Historinha das "Perdidas"

Terça-feira gorda, fico esperando passar os blocos para dar uma olhada. Enquanto isso, fico remoendo o passado. Não é mais nem costume, virou vício, este véio é viciado em recordar o passado.

Vamos a uma parte. Eu tenho um amigo, hoe setentão, com uns 76 ou 77 anos, mais velho que eu uns três anos, que quando moço era frequentador assíduo do cabaré da terrinha, o famoso Itapoã, o melhor cabaré dointerior pernambucano. Palavra de honra. . Ele sobreviveu até o final dos anspos setenta. Arevolução dos costumes, a pílula, o fim de certos tabus e preconceitos deletou o cabaré.

Esse amigo, apesar de liso, igual a mim, era muito jeitoso com as mulhres daquele local, as chamadas "perdidas" (apelido dado pelas matronas rspeitáveis e algumas malamadas) ou putas como a maioria as chamava.
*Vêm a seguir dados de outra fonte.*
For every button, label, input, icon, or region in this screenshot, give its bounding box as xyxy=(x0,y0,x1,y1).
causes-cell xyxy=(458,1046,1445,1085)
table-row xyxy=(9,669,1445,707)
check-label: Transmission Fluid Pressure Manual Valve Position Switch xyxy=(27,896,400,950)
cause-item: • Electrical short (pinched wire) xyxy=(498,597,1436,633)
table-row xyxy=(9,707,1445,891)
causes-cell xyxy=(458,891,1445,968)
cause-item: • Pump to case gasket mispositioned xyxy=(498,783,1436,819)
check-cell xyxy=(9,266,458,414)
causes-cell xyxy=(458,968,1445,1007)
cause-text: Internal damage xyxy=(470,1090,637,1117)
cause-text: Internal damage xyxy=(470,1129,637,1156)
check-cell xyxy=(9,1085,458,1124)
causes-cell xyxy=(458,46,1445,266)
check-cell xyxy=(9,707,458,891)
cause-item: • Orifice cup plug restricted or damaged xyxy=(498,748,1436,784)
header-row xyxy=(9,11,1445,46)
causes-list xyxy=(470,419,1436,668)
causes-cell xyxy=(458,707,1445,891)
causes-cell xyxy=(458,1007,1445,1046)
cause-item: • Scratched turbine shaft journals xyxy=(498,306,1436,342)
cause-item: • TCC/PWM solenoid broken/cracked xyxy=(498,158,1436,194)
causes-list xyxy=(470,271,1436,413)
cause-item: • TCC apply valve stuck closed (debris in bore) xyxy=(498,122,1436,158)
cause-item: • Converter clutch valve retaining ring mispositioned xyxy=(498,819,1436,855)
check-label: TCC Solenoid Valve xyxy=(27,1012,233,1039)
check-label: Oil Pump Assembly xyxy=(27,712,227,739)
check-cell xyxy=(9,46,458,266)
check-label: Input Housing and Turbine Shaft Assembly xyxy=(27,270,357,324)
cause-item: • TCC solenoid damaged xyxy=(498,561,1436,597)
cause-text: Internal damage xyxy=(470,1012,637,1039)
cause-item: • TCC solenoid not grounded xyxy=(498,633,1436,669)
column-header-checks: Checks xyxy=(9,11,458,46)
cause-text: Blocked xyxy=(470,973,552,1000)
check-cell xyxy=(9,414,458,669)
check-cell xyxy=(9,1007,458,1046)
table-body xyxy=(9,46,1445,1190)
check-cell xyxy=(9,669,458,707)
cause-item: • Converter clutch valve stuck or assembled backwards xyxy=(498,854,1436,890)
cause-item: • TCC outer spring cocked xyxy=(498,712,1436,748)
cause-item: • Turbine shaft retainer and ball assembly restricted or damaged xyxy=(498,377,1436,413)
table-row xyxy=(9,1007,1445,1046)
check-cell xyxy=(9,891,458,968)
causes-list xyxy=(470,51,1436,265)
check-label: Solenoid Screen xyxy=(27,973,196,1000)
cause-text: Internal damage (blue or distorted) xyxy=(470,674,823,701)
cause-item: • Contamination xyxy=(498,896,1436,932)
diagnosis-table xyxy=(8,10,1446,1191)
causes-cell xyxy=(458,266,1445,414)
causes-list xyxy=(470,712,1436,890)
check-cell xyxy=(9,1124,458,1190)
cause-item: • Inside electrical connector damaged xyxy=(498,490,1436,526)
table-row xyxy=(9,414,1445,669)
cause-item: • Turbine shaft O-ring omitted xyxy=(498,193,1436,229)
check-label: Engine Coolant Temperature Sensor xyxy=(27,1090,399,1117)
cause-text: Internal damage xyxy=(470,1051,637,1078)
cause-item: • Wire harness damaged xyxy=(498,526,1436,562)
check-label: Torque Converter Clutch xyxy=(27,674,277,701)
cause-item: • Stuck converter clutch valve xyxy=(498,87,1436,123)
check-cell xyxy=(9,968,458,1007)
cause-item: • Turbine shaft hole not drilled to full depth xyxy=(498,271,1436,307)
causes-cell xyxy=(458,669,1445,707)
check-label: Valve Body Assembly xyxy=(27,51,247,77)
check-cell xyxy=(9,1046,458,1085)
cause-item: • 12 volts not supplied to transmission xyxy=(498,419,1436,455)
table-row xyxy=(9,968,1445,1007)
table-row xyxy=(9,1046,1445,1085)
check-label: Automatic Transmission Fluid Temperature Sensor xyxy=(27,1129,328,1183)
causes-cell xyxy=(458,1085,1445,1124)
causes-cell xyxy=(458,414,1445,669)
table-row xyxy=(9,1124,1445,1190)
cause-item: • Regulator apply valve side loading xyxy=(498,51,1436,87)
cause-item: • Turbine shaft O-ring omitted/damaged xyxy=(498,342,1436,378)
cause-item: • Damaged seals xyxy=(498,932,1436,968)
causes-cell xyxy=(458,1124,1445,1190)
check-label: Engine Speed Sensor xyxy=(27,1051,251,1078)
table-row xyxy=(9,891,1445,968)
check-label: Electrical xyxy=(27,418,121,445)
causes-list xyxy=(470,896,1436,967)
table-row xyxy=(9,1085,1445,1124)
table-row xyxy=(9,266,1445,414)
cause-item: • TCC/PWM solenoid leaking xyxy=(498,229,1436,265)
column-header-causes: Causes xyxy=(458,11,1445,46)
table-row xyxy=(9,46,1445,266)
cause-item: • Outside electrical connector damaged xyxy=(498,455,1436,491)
Nunca chamei-as de perdidas e nem de putas. Esse amigo com sua converssa mansa, descontraída, sempre elogiando as mulheres, não pagava nada, e era disputado por todas elas.

Mas o que ele mais curtia, talvez fose isso que gerasse a amizade delas, era ouvir as suas histórias. Ficava na cama fumando e ouvindo a história da vida delas tim-tim por tim-tim, passava horas ouvindo. E decorava, depois anotava, mas como era ruim de escrita, eu o ajudava, ele ia contando e eu anotando num velho caderno. Era sempr quase a mesma coisa, a dona fora enganada pelo namorado, pelo noivo, cochilara e o cachimbo caíra , aquela historinha do cara que dizia "é só a cabecinha...". E havia as que se ariavam por um "malaco" ou policial, enbuchavam e o cara anao queria casar. Resultado: o pai botava para fora de casa de mala e cuia. A única alternativa era se prostituir. Eram histórias meio tristes, algumas tristes demais porque antes de ser expulsas levam pisas de ter que ir pra palha da bananeira. Mas uma das historinhas, a minha predileta, foi de ua ourinha, muito bonita e sapeca, a alegria do Itapoã, chamada Adelita, havia um cantor do cabaré que todo dia cantava pra ela aquela música sucesso na voz de Nat King Cole: "Se Adelita se fuera com outro/ la seguiria por terra e por mar, se por mar num buque de guerra, se por terra num trem militar...". Ela contou algo hilário. Reproduzo um trecho: - Oli, quiridinho, pois euzinha não virou puta porque um soldado me comeu, um namorado me nganou ou cai no gorpe de so a cabecianha, sou puta porque sempr quis ser puta, adoro ser puta...".

Ficamos sem notícia dela, mas há uns cinco anos esse amigo esteve na Bahia e se encontrou com ela. Casada, rica, socialite do lugar, falou com o amigo e disse: - Se fosse boatar meu tempo antigo ningupem vai acreditar, quem manda na sicidade sou euzinha, mas ainda tenho saudade do tempo de puta. E arrematou: - Querido, uma vez puta sempre puta!.

Já ouvi uma zoada, vem aí um bloco, vou olhar, ver com os olhos e lamber com a testa. Que saudade de Aelita. Se Adelita se fuera com outro, la seguiria por tera ou por mar... Inté.